7.用于定量MPs表面特定生物活性分子的功能实验:本法是基于MPs的某些特定生物学功能对MPs特定性征进行定量分析。例如,PS具有促凝血活性,而MPs表面暴露有PS,因此,采用MPs促凝活性/促凝血酶生成活性检测实验,就可以间接测定MPs数量[2,25]。再如,MP-TF活性检测实验通过测定MP-TF依赖的凝血因子Xa的生成量,可以确定MPs表面携带的活性TF的量[26,27]。由于MPs表面携带的、有特定生物学活性、适合分析的分子种类很少,此类检测方法数量十分有限。
功能实验的优点是操作简单,可以同时分析很多样本,检测的是样本中全部MPs的功能,不受MPs直径和来源的限制。该方法的不足是它们不能评估样本中MPs的直径及数量。

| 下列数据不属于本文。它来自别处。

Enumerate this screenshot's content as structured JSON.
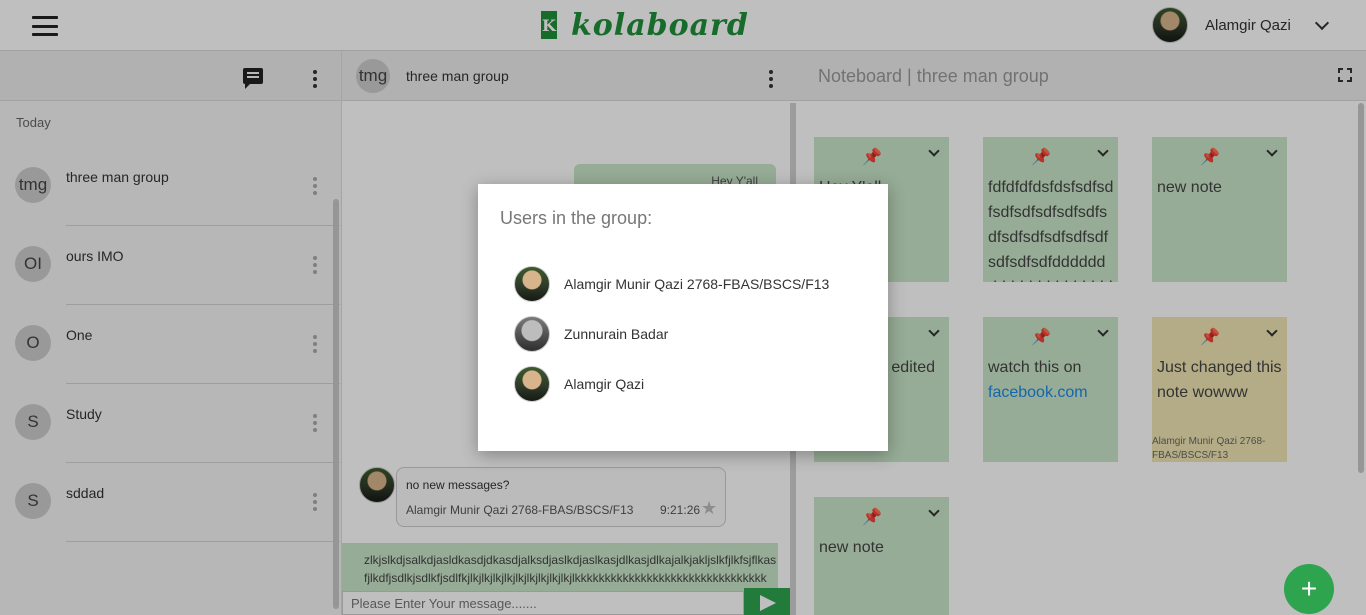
{
  "header": {
    "logo_mark": "K",
    "logo_text": "kolaboard",
    "user_name": "Alamgir Qazi"
  },
  "sidebar": {
    "day_label": "Today",
    "conversations": [
      {
        "initials": "tmg",
        "name": "three man group"
      },
      {
        "initials": "OI",
        "name": "ours IMO"
      },
      {
        "initials": "O",
        "name": "One"
      },
      {
        "initials": "S",
        "name": "Study"
      },
      {
        "initials": "S",
        "name": "sddad"
      }
    ]
  },
  "chat": {
    "initials": "tmg",
    "title": "three man group",
    "outgoing_top": "Hey Y'all",
    "incoming": {
      "text": "no new messages?",
      "author": "Alamgir Munir Qazi 2768-FBAS/BSCS/F13",
      "time": "9:21:26"
    },
    "outgoing_long": "zlkjslkdjsalkdjasldkasdjdkasdjalksdjaslkdjaslkasjdlkasjdlkajalkjakljslkfjlkfsjflkas fjlkdfjsdlkjsdlkfjsdlfkjlkjlkjlkjlkjlkjlkjlkjlkjlkjlkkkkkkkkkkkkkkkkkkkkkkkkkkkkkkkk",
    "input_placeholder": "Please Enter Your message......."
  },
  "noteboard": {
    "title": "Noteboard | three man group",
    "notes": [
      {
        "text": "Hey Y'all",
        "link": "",
        "author": ""
      },
      {
        "text": "fdfdfdfdsfdsfsdfsdfsdfsdfsdfsdfsdfsdfsdfsdfsdfsdfsdfsdfsdfsdfdddddddddddddddddddddd",
        "link": "",
        "author": ""
      },
      {
        "text": "new note",
        "link": "",
        "author": ""
      },
      {
        "text": "edited",
        "link": "",
        "author": ""
      },
      {
        "text": "watch this on ",
        "link": "facebook.com",
        "author": ""
      },
      {
        "text": "Just changed this note wowww",
        "link": "",
        "author": "Alamgir Munir Qazi 2768-FBAS/BSCS/F13"
      },
      {
        "text": "new note",
        "link": "",
        "author": ""
      }
    ],
    "fab_label": "+"
  },
  "modal": {
    "title": "Users in the group:",
    "members": [
      "Alamgir Munir Qazi 2768-FBAS/BSCS/F13",
      "Zunnurain Badar",
      "Alamgir Qazi"
    ]
  },
  "colors": {
    "brand_green": "#1f8f3a",
    "note_green": "#c8e6c9",
    "note_yellow": "#f0e6b4",
    "send_green": "#2ea44f"
  }
}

到目前为止,流式细胞术与功能实验在MPs检测方面获得的数据不多,但两种方法测定的结果一致性差。考虑到流式细胞术不能检测直径<400nm的MPs,而血浆中直径<200nm的MPs在凝血过程中的作用不可忽视,那么从功能实验和流式细胞术中得到的结果不一致是可以理解的。
三、MPs检测方法的选择
从上述介绍可以看出,每种检测方法有其各自独特的用途、优势和不足,充分了解每种检测技术是选择适合的检测方法的前提。针对不同的研究目的,结合不同的实验室实际条件,可以选择不同的检测方法,来获得研究者所需要的信息。比如,很多实验常常需要同时获得关于MPs数量与来源方面的信息。经上面分析可知,流式细胞术、ELISA都是可以选择的能同时获得这两方面信息的方法。例如Sarlon-Bartoli等[16]在分析白细胞来源MPs的血浆水平与颈动脉高度狭窄患者的不稳定斑块的相关性的研究中用高敏感度流式细胞仪测定血浆中不同MPs的细胞来源及数量。有研究者使用ELISA法对脑梗死慢性期患者血浆中的血小板来源MPs的水平进行了定量分析。还有一种技术,该技术的原理是将ELISA与定量MPs表面PS的功能实验两种检测方法结合起来,也能达到同时获得这两方面信息的目的。Delabranche等即使用了这一技术对血浆中不同细胞来源的MPs在感染性休克引发的DIC中的数量变化情况进行了动态监测。另外,还可以将定性与定量分析方法联合应用,利用每种分析方法的优势,来弥补另一分析方法的不足。比如研究者采用透射电镜和流式细胞术技术对急性呼吸窘迫综合征大鼠血浆中不同细胞来源的微粒进行了定性、定量分析。再如Hughes等将正常人血小板置于肝素诱发的血小板减少症患者血浆中,并加入肝素激活血小板,然后联合使用电子显微镜、共聚焦显微镜和流式细胞术等技术,对血小板释放微粒情况进行定性、定量分析。
四、展 望
人血浆中循环MPs的发现具有重大意义,深入研究MPs的机制,可为临床许多疾病包括心血管疾病、凝血相关疾病以及一些恶性疾病的诊断、病情评估、疗效判定提供依据。近年来,关于MPs的分析方法多种多样,但都存在一定的局限性,由于缺乏标准化的检测方法,MPs研究需要进一步发展,用重复性好的方法测量MPs仍然是一个挑战。目前流式细胞术似乎是研究MPs的最佳技术,因为它具有多参数分析的可能性,它不仅提供定量信息,而且提供定性信息,尽管有许多限制,它仍然是检测和分析MVs最常用的技术。随着技术的进步,硬件设施分辨率的逐渐提高,方法学的进一步完善和发展,MPs的检测方法将会越来越标准化,这将会有效促进MPs在生理和病理情况下发挥作用的研究,也会进一步促进MPs在临床疾病的诊断和治疗中的应用。